A passionate kiss burns the calories in one potato chip.

The main value of tornadoes is yet to be discovered.Chicagoans eat more Twinkies than other Twinkienuts.

The way to wake up a hypnotized lobster is to shake it and whisper, drawn butter, drawn butter.

- Excerpts from the 1989 Old Farmer's Almanac

I have been reading the 1989 edition of the Old Farmer's Almanac, which arrived in the mail recently with a brave letter of apology:

"All right, so we didn't exactly predict the '88 drouth in last year's almanac," wrote Judson Hale, editor of the oldest continuously published periodical in North America. One reason for the oversight, he brainstormed, is that a drought (or drouth, if he pleases) represents a lack of weather, which is harder to predict than the real stuff such as blizzards and long rainy seasons full of cow-drowners.

"Besides," he said, "tradition has it that our weather forecasts are only 80 percent accurate. So it's important to be wrong some of the time."

Fortunately, next year's almanac devotes only 18 of its 224 pages to weather. The remainder deals with the important things in life - the best ice-fishing tournaments, how to grow witloof at home, zodiac secrets, and the honest truth about beauty. Of beauty, the almanac says:

The ideal mouth should be exactly half the width of the face at mouth level. The eyes should be one-fourteenth the height of the face at eye level. The chin should be one-fifth the length of the face. And the nose should be no more than 5 percent of the face.

I used to know a girl who had all the right measurements, but she decided to be a plumber.

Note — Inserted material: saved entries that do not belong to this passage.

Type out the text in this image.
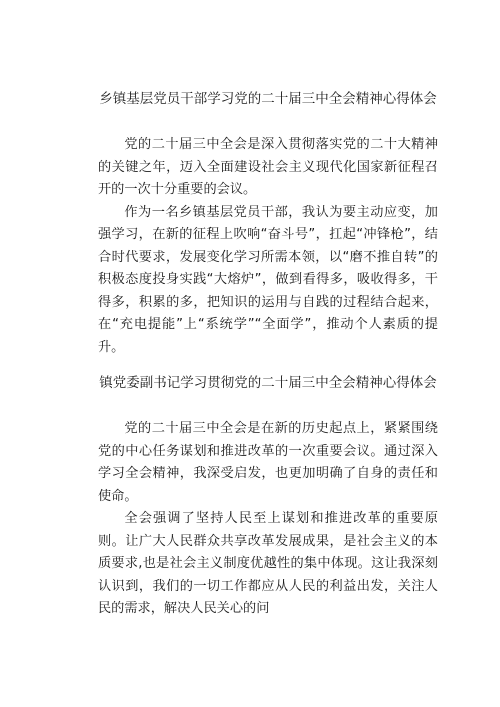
乡镇基层党员干部学习党的二十届三中全会精神心得体会

党的二十届三中全会是深入贯彻落实党的二十大精神的关键之年，迈入全面建设社会主义现代化国家新征程召开的一次十分重要的会议。

作为一名乡镇基层党员干部，我认为要主动应变，加强学习，在新的征程上吹响“奋斗号”，扛起“冲锋枪”，结合时代要求，发展变化学习所需本领，以“磨不推自转”的积极态度投身实践“大熔炉”，做到看得多，吸收得多，干得多，积累的多，把知识的运用与自践的过程结合起来，在“充电提能”上“系统学”“全面学”，推动个人素质的提升。

镇党委副书记学习贯彻党的二十届三中全会精神心得体会

党的二十届三中全会是在新的历史起点上，紧紧围绕党的中心任务谋划和推进改革的一次重要会议。通过深入学习全会精神，我深受启发，也更加明确了自身的责任和使命。

全会强调了坚持人民至上谋划和推进改革的重要原则。让广大人民群众共享改革发展成果，是社会主义的本质要求,也是社会主义制度优越性的集中体现。这让我深刻认识到，我们的一切工作都应从人民的利益出发，关注人民的需求，解决人民关心的问
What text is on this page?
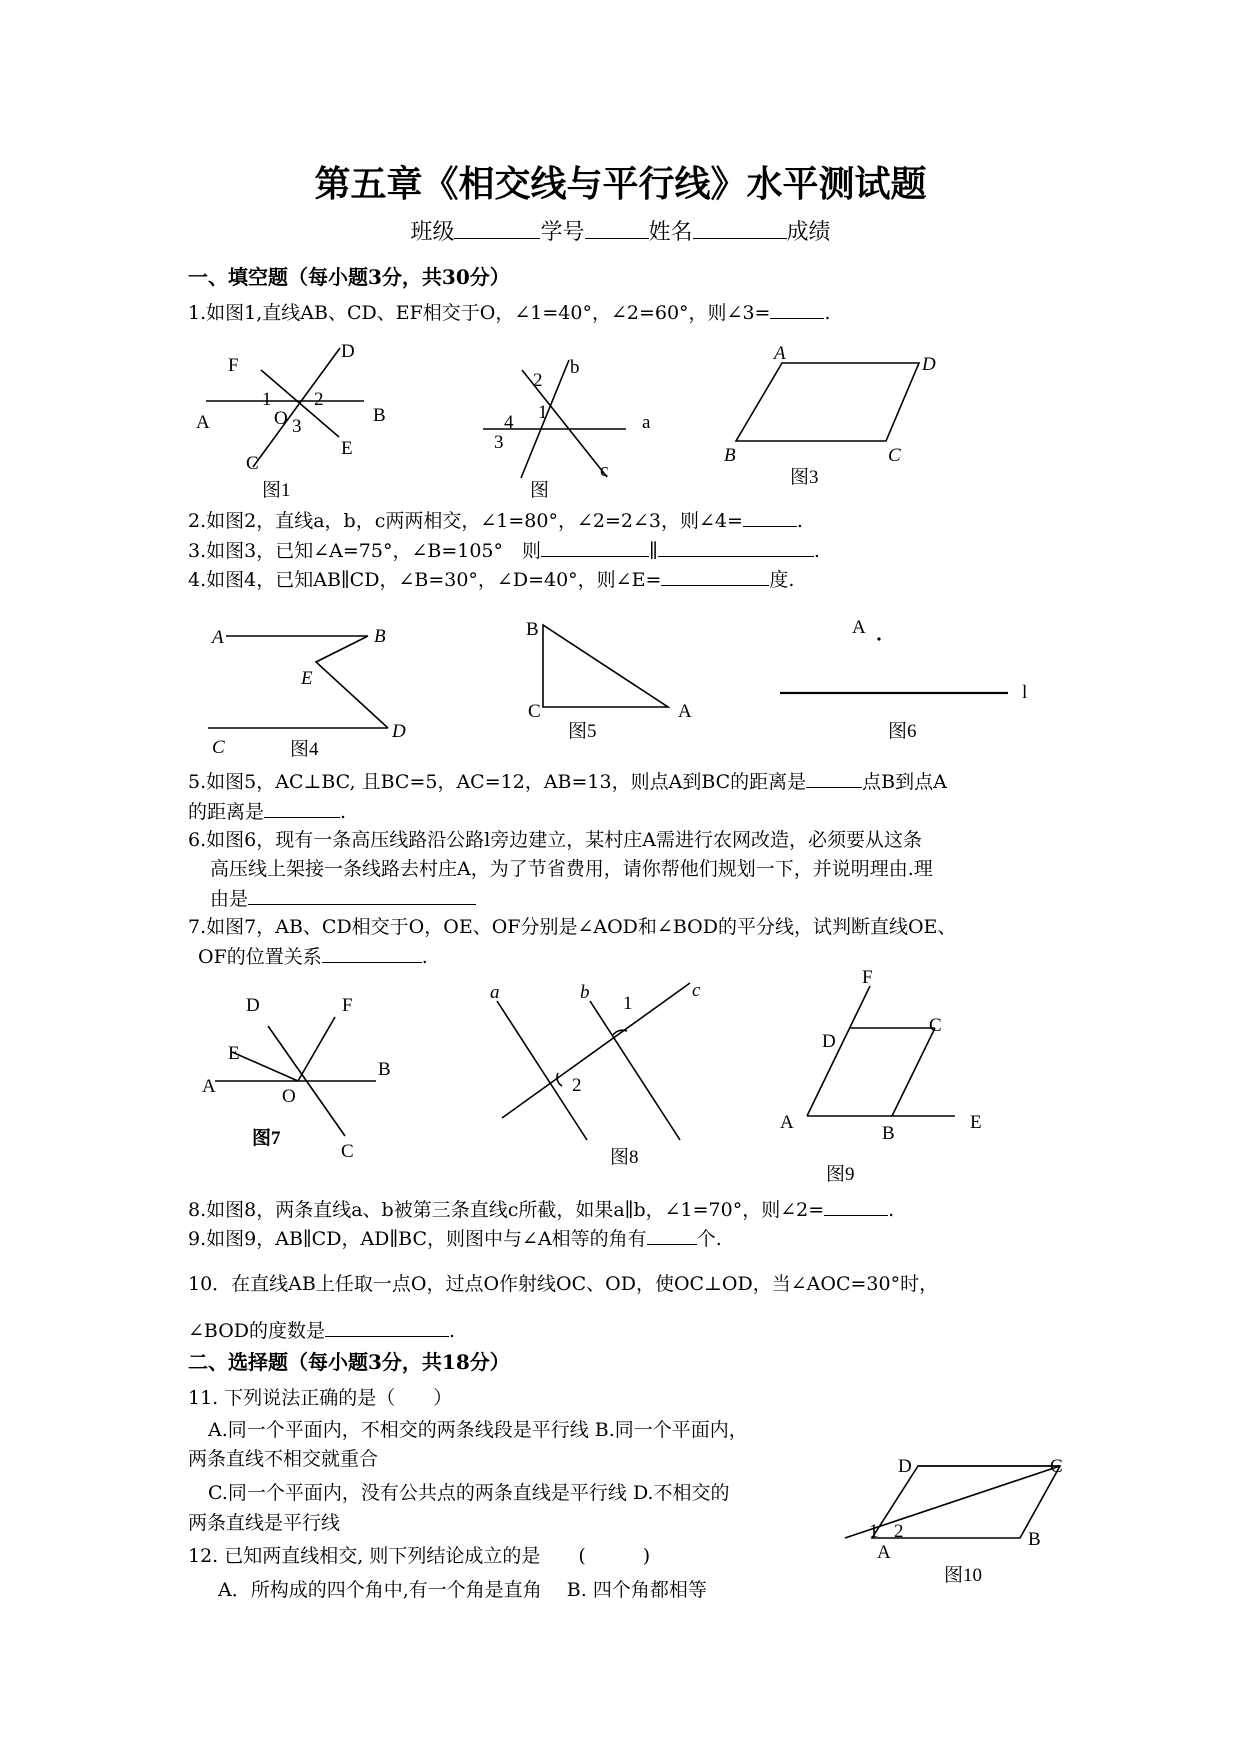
第五章《相交线与平行线》水平测试题
班级	学号	姓名	成绩
一、填空题（每小题3分，共30分）
1.如图1,直线AB、CD、EF相交于O，∠1=40°，∠2=60°，则∠3=	.
2.如图2，直线a，b，c两两相交，∠1=80°，∠2=2∠3，则∠4=	.
3.如图3，已知∠A=75°，∠B=105°　则	∥	.
4.如图4，已知AB∥CD，∠B=30°，∠D=40°，则∠E=	度.
5.如图5，AC⊥BC, 且BC=5，AC=12，AB=13，则点A到BC的距离是	点B到点A
的距离是	.
6.如图6，现有一条高压线路沿公路l旁边建立，某村庄A需进行农网改造，必须要从这条
高压线上架接一条线路去村庄A，为了节省费用，请你帮他们规划一下，并说明理由.理
由是
7.如图7，AB、CD相交于O，OE、OF分别是∠AOD和∠BOD的平分线，试判断直线OE、
OF的位置关系	.
8.如图8，两条直线a、b被第三条直线c所截，如果a∥b，∠1=70°，则∠2=	.
9.如图9，AB∥CD，AD∥BC，则图中与∠A相等的角有	个.
10．在直线AB上任取一点O，过点O作射线OC、OD，使OC⊥OD，当∠AOC=30°时，
∠BOD的度数是	.
二、选择题（每小题3分，共18分）
11. 下列说法正确的是（　　）
A.同一个平面内，不相交的两条线段是平行线 B.同一个平面内，
两条直线不相交就重合
C.同一个平面内，没有公共点的两条直线是平行线 D.不相交的
两条直线是平行线
12. 已知两直线相交, 则下列结论成立的是　　(　　　)
A．所构成的四个角中,有一个角是直角　 B. 四个角都相等
F
D
1 2
A	O 3
B
E
C
图1
2
b
1
4	a
3
c
图
A
D
B	C
图3
A	B
E
C
D
图4
B
C	A
图5
A
l
图6
D	F
E
A	O
B
C
图7
a	b
1
c
2
图8
F
D
C
A
B
E
图9
D	C
1 2	B
A
图10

One of the more useful things I learned from my new Old Farmer's Almanac is that we don't have to put up with warts anymore. There are a jillion cures - everything from counting them for nine straight nights to having a child who has never seen its father breathe on them. If you can't find such a child, you can always sell your wart to somebody and not spend the money.

Another useful thing to know is where to race your lizard or your earthworm. From the almanac's list of strange animal races, we learn that the lizards will be running in Lovington, N.M., that bugs will go for it in West Palm Beach, Calif., worms will crawl in Ashland, Ky., turtles will take off in Del Rey, Calif., and the catfish games will be held in Greenville, Miss.

One of the nicest touches in the 1988 almanac is a list of forgotten holidays, complete with cartoons. The list includes Anti-Arbor Day, All Quahogs Day, Nixon's Birthday, Be-Nice-to-Your-Brother-in-Law Day, Franklin Pierce Day of Atonement, St. Vinnie's Day in honor of the patron saint of auto mechanics, and Sanitation Truck Day, when garbage truck drivers in Kankakee, Ill., take their trash trucks out on a cookout.

Despite its failure to predict the great drought of 1988, the almanac is not getting out of the weather business. And to the almanac's credit, it has not forgotten that the one thing everyone talks about is the weather:

"The best weather talk often proceeds like a play," it says. "There are parts: the one who wonders, the one who knows.

"We ask, `Is it going to stop snowing?'

"He answers, `It always has."'

That's what I like about the Old Farmer's Almanac. It is full of fun and profundity.